Interstitial lung disease (ILD), or lung tissue scarring, commonly occurs in people with primary Sjögren’s syndrome in China and significantly burdens their quality of life, in particular their physical capacity, a Chinese study reports.
Strengthening early interventions and treatment is of great importance in preventing ILD and improving patients’ well-being, the researchers said.
The study, “Associated factors with interstitial lung disease and health-related quality of life in Chinese patients with primary Sjögren’s syndrome,” was published in the journal Clinical Rheumatology.
The progressive scarring of lung tissue, called interstitial lung disease or ILD, is the most common complication among people with primary Sjögren’s syndrome (pSS) and one of the main causes of death. The scarring causes stiffness in the lungs, which may cause shortness of breath and dry cough.
Chest computed tomography (CT) scans are the gold standard for ILD diagnosis. High-resolution CT (HRCT) imaging is particularly helpful for determining the extent of lung damage, narrowing down diagnosis, and guiding treatment decisions.
Few studies have investigated the risk factors for developing ILD and how it affects the quality of life in Sjögren’s patients. Even less of this research has been done in China.
To address this gap in knowledge, researchers now conducted a cross-sectional study to investigate the current situation of people with pSS-ILD in China. The study’s goal was to evaluate the relationship between this complication and quality of life in Chinese patients.
The study examined 101 adult Sjögren’s patients (mean age 51.6 years; 96.7% women) referred to the Affiliated Hospital of Nantong University. Researchers examined the participants’ demographic features, disease activity, anxiety and depression, clinical variables, laboratory values, and health-related quality of life.
Disease activity was measured by two recently developed instruments: the European League Against Rheumatism Sjögren’s Syndrome Disease Activity Index (ESSDAI), a physician-assessed scale for determining systemic disease activity, and the EULAR Sjögren’s Syndrome Patient-Reported Index (ESSPRI), a patient-completed questionnaire for assessing disease symptoms.

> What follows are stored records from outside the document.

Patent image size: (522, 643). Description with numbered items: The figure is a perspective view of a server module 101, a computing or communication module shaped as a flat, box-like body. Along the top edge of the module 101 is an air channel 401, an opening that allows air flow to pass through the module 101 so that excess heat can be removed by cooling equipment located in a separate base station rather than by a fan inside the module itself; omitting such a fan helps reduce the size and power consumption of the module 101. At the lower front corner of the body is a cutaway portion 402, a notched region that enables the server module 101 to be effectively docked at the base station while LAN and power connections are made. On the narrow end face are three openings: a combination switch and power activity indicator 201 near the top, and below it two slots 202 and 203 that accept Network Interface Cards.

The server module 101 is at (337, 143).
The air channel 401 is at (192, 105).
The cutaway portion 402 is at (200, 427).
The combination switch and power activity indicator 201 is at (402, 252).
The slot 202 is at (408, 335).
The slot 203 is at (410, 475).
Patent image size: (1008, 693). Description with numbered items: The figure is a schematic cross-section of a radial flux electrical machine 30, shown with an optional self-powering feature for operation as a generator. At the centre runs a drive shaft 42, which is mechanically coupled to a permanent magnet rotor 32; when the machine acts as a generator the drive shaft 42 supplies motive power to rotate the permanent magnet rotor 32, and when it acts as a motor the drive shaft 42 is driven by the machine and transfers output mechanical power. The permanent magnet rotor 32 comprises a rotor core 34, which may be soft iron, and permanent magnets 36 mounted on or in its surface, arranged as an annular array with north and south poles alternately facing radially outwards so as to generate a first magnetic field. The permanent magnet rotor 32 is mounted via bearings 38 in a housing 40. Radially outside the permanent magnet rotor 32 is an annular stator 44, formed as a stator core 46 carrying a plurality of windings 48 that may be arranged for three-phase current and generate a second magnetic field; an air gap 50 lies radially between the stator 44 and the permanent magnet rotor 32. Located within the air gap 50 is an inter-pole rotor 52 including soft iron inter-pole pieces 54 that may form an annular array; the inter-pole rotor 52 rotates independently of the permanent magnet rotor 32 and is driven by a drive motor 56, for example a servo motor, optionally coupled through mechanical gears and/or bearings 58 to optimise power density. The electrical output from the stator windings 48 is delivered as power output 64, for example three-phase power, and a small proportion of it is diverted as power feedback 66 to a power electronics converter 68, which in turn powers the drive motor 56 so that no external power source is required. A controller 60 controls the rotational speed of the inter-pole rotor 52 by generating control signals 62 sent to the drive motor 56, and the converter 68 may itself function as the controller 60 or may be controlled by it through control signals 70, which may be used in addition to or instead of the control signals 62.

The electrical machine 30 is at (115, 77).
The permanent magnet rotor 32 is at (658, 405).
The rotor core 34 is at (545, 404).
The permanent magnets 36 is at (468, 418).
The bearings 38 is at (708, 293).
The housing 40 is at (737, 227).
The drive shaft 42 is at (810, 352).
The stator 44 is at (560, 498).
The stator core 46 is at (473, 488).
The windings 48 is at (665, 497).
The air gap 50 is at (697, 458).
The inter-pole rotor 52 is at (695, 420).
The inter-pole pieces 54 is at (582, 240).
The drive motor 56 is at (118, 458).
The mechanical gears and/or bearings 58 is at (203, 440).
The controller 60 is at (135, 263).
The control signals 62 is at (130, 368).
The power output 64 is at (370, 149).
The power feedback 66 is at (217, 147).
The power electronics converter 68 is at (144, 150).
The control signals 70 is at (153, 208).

Quality of life and psychological health of patients also were assessed using specific patient-reported surveys.
HRCT and pulmonary function tests indicated that 28 of 101 participants had ILD, corresponding to an ILD incidence of 30.1%. The presence and development of ILD were associated with longer disease duration and greater levels of fatigue.
Patients who developed ILD also had higher blood levels of a liver enzyme (a marker of liver damage), higher counts of neutrophils (a type of white blood cells), and lower levels of albumin (a marker than can indicate problems in the liver or kidneys).
ILD also was associated with less frequent use of hormone therapy.
The survey indicated that ILD significantly worsened these individuals’ quality of life, especially their physical abilities and emotional status.
Given the significant negative impact of ILD on patients’ well-being, researchers called on doctors to “pay more attention to patients.”
“During the next treatment process, doctors should pay attention to the QoL [quality of life] of patients with ILD, which is of great significance to improve the management of disease and treatment decisions,” they concluded.